🤖 AI Summary
Existing feature attribution methods (e.g., KernelSHAP, LIME) rely on global data distributions, leading to inaccurate characterization of local model behavior and distorted explanations. To address this, we propose VARSHAP—a model-agnostic local feature attribution method that introduces prediction variance reduction as the core Shapley value metric, the first such formulation. VARSHAP rigorously satisfies the efficiency, symmetry, and additivity axioms of Shapley values. It estimates conditional variances via Monte Carlo sampling, eliminating the need for surrogate models or distributional assumptions, and inherently exhibits robustness to data distribution shifts.
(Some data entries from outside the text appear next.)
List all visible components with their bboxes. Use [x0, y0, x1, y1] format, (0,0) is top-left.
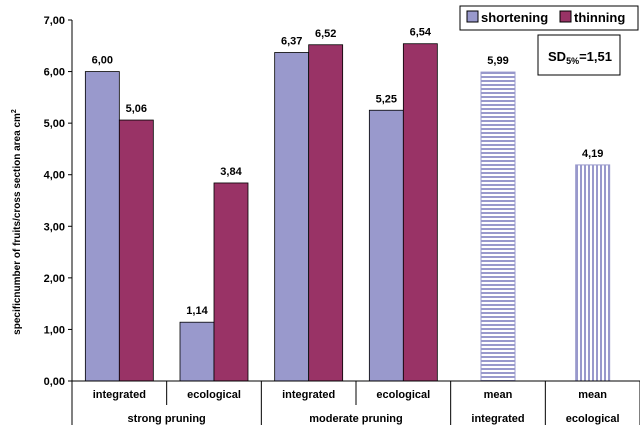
legend-swatch-thinning [559, 10, 572, 23]
data-labels: 6,00 1,14 6,37 5,25 5,06 3,84 6,52 6,54 5,99 4,19 [92, 27, 604, 317]
category-label: ecological [187, 389, 241, 401]
group-label: strong pruning [128, 413, 206, 425]
bar-shortening [84, 71, 120, 382]
y-tick-label: 5,00 [44, 118, 65, 130]
data-label: 3,84 [220, 166, 242, 178]
legend: shortening thinning [459, 5, 639, 31]
category-label-line2: ecological [566, 413, 620, 425]
y-tick-label: 7,00 [44, 15, 65, 27]
bar-shortening [368, 109, 404, 382]
axes [68, 19, 640, 425]
category-label-line2: integrated [471, 413, 524, 425]
category-label: ecological [376, 389, 430, 401]
category-label: integrated [93, 389, 146, 401]
data-label: 6,37 [281, 35, 302, 47]
group-label: moderate pruning [309, 413, 403, 425]
y-tick-label: 2,00 [44, 273, 65, 285]
sd-box [537, 34, 621, 76]
sd-annotation: SD5%=1,51 [537, 34, 621, 76]
legend-swatch-shortening [466, 10, 479, 23]
y-tick-labels: 0,00 1,00 2,00 3,00 4,00 5,00 6,00 7,00 [44, 15, 65, 388]
bar-mean [575, 164, 611, 382]
bar-thinning [402, 43, 438, 382]
legend-label-thinning: thinning [574, 10, 625, 25]
legend-box [459, 5, 639, 31]
data-label: 4,19 [582, 148, 603, 160]
data-label: 5,99 [487, 55, 508, 67]
sd-text: SD5%=1,51 [548, 49, 612, 66]
bar-thinning [213, 182, 249, 382]
y-tick-label: 3,00 [44, 221, 65, 233]
bar-thinning [308, 44, 344, 382]
bar-shortening [274, 52, 310, 382]
y-axis-label: specificnumber of fruits/cross section a… [11, 109, 23, 335]
data-label: 5,25 [376, 93, 397, 105]
bar-shortening [179, 321, 215, 382]
data-label: 6,00 [92, 55, 113, 67]
bar-mean [480, 71, 516, 382]
category-label: mean [578, 389, 607, 401]
category-label: mean [484, 389, 513, 401]
category-label: integrated [282, 389, 335, 401]
category-axis: integrated ecological integrated ecological… [93, 389, 620, 425]
bar-thinning [118, 119, 154, 382]
y-tick-label: 4,00 [44, 170, 65, 182]
data-label: 6,52 [315, 28, 336, 40]
data-label: 5,06 [126, 103, 147, 115]
bars [84, 43, 611, 382]
y-tick-label: 0,00 [44, 376, 65, 388]
y-tick-label: 1,00 [44, 324, 65, 336]
data-label: 6,54 [410, 27, 432, 39]
legend-label-shortening: shortening [481, 10, 548, 25]
y-tick-label: 6,00 [44, 67, 65, 79]
data-label: 1,14 [186, 305, 208, 317]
Experiments on synthetic and real-world datasets demonstrate that VARSHAP improves attribution accuracy by 12–23% over KernelSHAP and LIME. Qualitative evaluations confirm its superior alignment with local decision logic, significantly mitigating the local explanation bias induced by global distribution dependence.
📝 Abstract
Existing feature attribution methods like SHAP often suffer from global dependence, failing to capture true local model behavior. This paper introduces VARSHAP, a novel model-agnostic local feature attribution method which uses the reduction of prediction variance as the key importance metric of features. Building upon Shapley value framework, VARSHAP satisfies the key Shapley axioms, but, unlike SHAP, is resilient to global data distribution shifts. Experiments on synthetic and real-world datasets demonstrate that VARSHAP outperforms popular methods such as KernelSHAP or LIME, both quantitatively and qualitatively.